Zeitung und Kirche
„Zeitung für Politik und christliche Kultur“steht im Untertitel der Rheinischen Post. Das klingt wie ein Relikt, ist es aber nicht. Der Glaube hat Wertemaßstäbe gesetzt, die eine Haltung zur Gegenwart prägen.
Kirche und Zeitung = Kirchenzeitung? Das ist eine Rechnung, die irgendwie stimmig klingt. Die Rechnung scheint also aufzugehen, allerdings auf eine derart simple Art und Weise, dass sie nachdenklich machen sollte. Uns auch. Wie halten wir es mit der Berichterstattung vor allem über die beiden christlichen Kirchen?
Diese Frage stellt sich uns weitaus eindringlicher als anderen Medien. Dazu reicht ein Blick auf den Titel der gedruckten Zeitung: Die Rheinische Post ist danach zwar keine Kirchenzeitung, aber doch auch ein Medium für „christliche Kultur“, wie es im Untertitel ganz oben rechts im Kopf zu sehen, zu lesen und – ja doch: inzwischen zu bestaunen ist. Denn dieses Markenzeichen wirkt wie ein Relikt aus den Anfängen unserer Zeitung vor 75 Jahren, als getrost noch von Volkskirche die Rede sein konnte und der Sonntag selbstredend mit dem Gottesdienst begangen wurde.
Zugegeben, das ist jetzt schon etwas länger her. Viele Jahre sind ins Land gegangen, unser Untertitel aber ist geblieben und verkündet eine Haltung, zu der wir auch im Jubiläumsjahr stehen.

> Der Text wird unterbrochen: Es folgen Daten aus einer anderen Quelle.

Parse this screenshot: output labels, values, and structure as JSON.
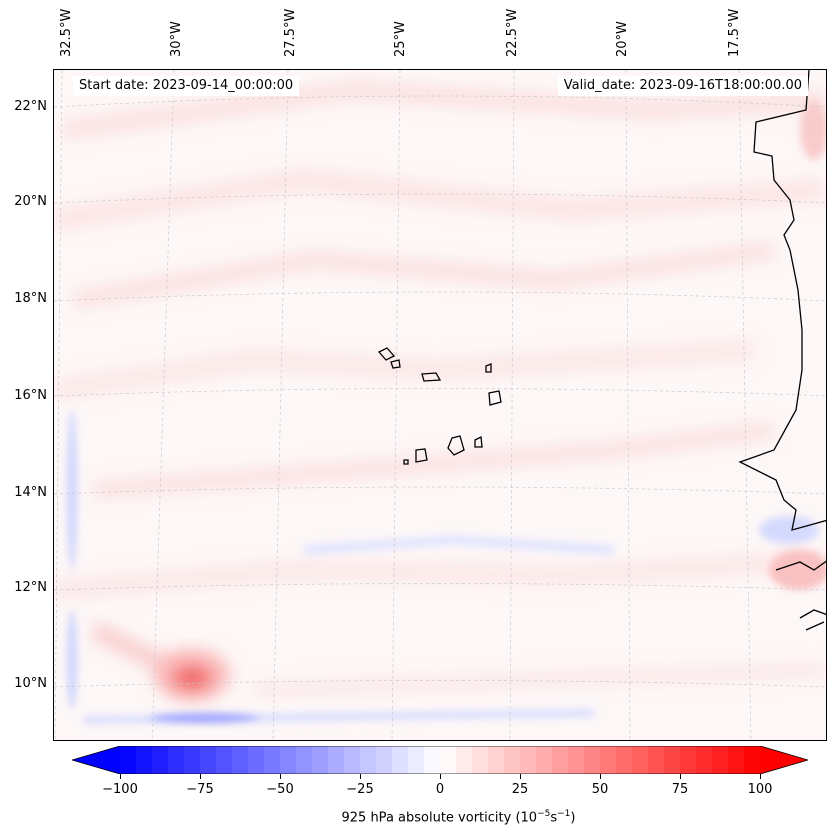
{
  "map": {
    "start_date": "Start date: 2023-09-14_00:00:00",
    "valid_date": "Valid_date: 2023-09-16T18:00:00.00",
    "lon_labels": [
      "32.5°W",
      "30°W",
      "27.5°W",
      "25°W",
      "22.5°W",
      "20°W",
      "17.5°W"
    ],
    "lat_labels": [
      "22°N",
      "20°N",
      "18°N",
      "16°N",
      "14°N",
      "12°N",
      "10°N"
    ],
    "variable": "925 hPa absolute vorticity (10",
    "units_exp1": "−5",
    "units_mid": "s",
    "units_exp2": "−1",
    "units_close": ")"
  },
  "colorbar": {
    "min": -100,
    "max": 100,
    "ticks": [
      "−100",
      "−75",
      "−50",
      "−25",
      "0",
      "25",
      "50",
      "75",
      "100"
    ],
    "tick_values": [
      -100,
      -75,
      -50,
      -25,
      0,
      25,
      50,
      75,
      100
    ],
    "negative_color": "#0000ff",
    "positive_color": "#ff0000",
    "neutral_color": "#ffffff"
  }
}
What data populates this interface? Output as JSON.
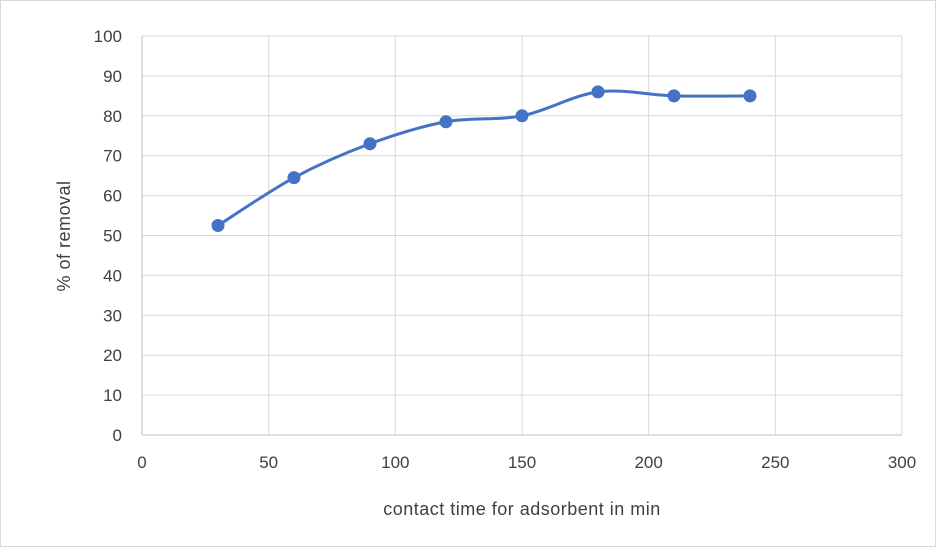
{
  "chart_data": {
    "type": "line",
    "title": "",
    "xlabel": "contact time for adsorbent in min",
    "ylabel": "% of removal",
    "xlim": [
      0,
      300
    ],
    "ylim": [
      0,
      100
    ],
    "xticks": [
      0,
      50,
      100,
      150,
      200,
      250,
      300
    ],
    "yticks": [
      0,
      10,
      20,
      30,
      40,
      50,
      60,
      70,
      80,
      90,
      100
    ],
    "grid": true,
    "legend": "none",
    "series": [
      {
        "color": "#4472c4",
        "x": [
          30,
          60,
          90,
          120,
          150,
          180,
          210,
          240
        ],
        "y": [
          52.5,
          64.5,
          73,
          78.5,
          80,
          86,
          85,
          85
        ]
      }
    ]
  }
}
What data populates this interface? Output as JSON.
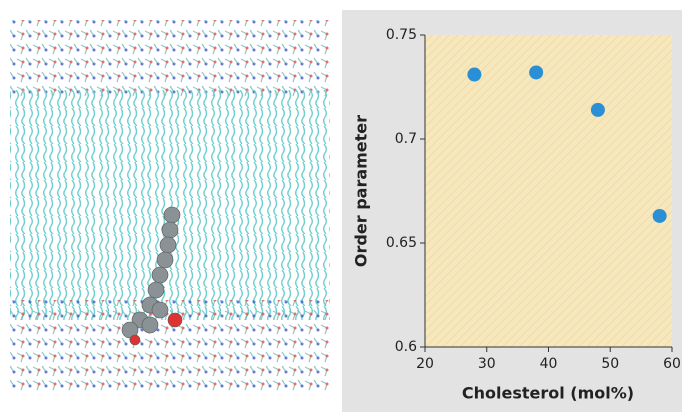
{
  "chart_data": {
    "type": "scatter",
    "x_label": "Cholesterol (mol%)",
    "y_label": "Order parameter",
    "x": [
      28,
      38,
      48,
      58
    ],
    "values": [
      0.731,
      0.732,
      0.714,
      0.663
    ],
    "color": "#2a8fd4",
    "xlim": [
      20,
      60
    ],
    "xticks": [
      20,
      30,
      40,
      50,
      60
    ],
    "ylim": [
      0.6,
      0.75
    ],
    "yticks": [
      0.6,
      0.65,
      0.7,
      0.75
    ]
  }
}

Beinahe wie in Stein gemeißelt und fast so unumstößlich wie die ein wenig älteren 95 Thesen, die Martin Luther beherzt an die Türe zur Wittenberger Schlosskirche geschlagen haben soll. Da aber guter Journalismus ein bisschen auch Literatur in Eile ist, brauchen wir dazu an dieser Stelle keine 95 Thesen. Uns reicht ein Zehntel. Und so formulieren wir unser kleines RP-Bekenntnis jetzt auch in nur 9,5 Thesen.
1. Die Rheinische Post ist keine Kirchenzeitung
Eine Kirchenzeitung ist gut für Verlautbarungen. Etwa vom Bischof oder Präses, von Pfarrerinnen und Priestern. Wir hingegen wollen nichts verlautbaren, sondern davon erzählen, welche Spuren der Glauben in unserer Welt und in den Menschen noch hinterlässt. Wir wollen mit gläubigen und auch mit weniger gläubigen Menschen über Kirche, Theologie und Werte, über Glaube, Liebe, Hoffnung nachdenken, aber kein verlängerter Arm der Kirche sein. 2. Wir glauben, dass
Glaube alltäglich ist
Wenn Glaubensgeschichten vor allem von Menschen erzählen, dann tun sie das nicht nur an den großen Feiertagen und nicht nur in der Kirche. Glauben ereignet sich im täglichen Leben, in vielen Begegnungen, in Momenten der Zuversicht. Der Glaube im Alltag schreibt dann Geschichten, die spannend sind.
3. Wir hoffen, dass
Glaube verträglich ist
Glaube erscheint heute vielen Menschen als ein Relikt aus unaufgeklärten Zeiten und damit irgendwie unzeitgemäß zu sein, und das im wahrsten Sinne des Wortes. Denn wer nimmt sich heute noch die Zeit für Kirchenbesuche, gar für lange Gottesdienste oder für aufwendiges Gemeindeengagement? Wer sich dann aber die Zeit nimmt, erfährt oft, wie viel Zeit er eigentlich hat und wie verträglich und bereichernd unser Glaube auch in der Gegenwart sein kann. Das begleiten wir mit Respekt und Wertschätzung.
4. Wir erfahren, dass
Glaube hilft
Das Leben ist nicht immer nur schön und erst recht nicht immer das pure Glück. Das erfährt jeder Mensch. Wie gut ist es dann, wenn andere Menschen einem zur Seite stehen und davon erzählen können, was auch ihnen hilft. Der Glaube kann kein Leid dieser Welt ungeschehen machen, aber manchmal findet er Worte, die Kraft spenden. Auf unserer Suche nach den sogenannten guten Nachrichten werden wir auch hier fündig.
5. Wir erleben, dass
Kirche empört
In der Kirche unserer Tage gibt es viel, worüber man sich empören kann und muss. Und ganz besonders über die sexualisierte Gewalt von Priestern an Kindern. Viele sehen darin einen Grund, sich von der Kirche abzuwenden und sie zu verlassen. Aber dass die Kirche voller Fehler ist, kann auch zum Antrieb werden, in ihr zu wirken. Auch das erfahren wir in vielen Geschichten, die wir hören, erleben, erzählen.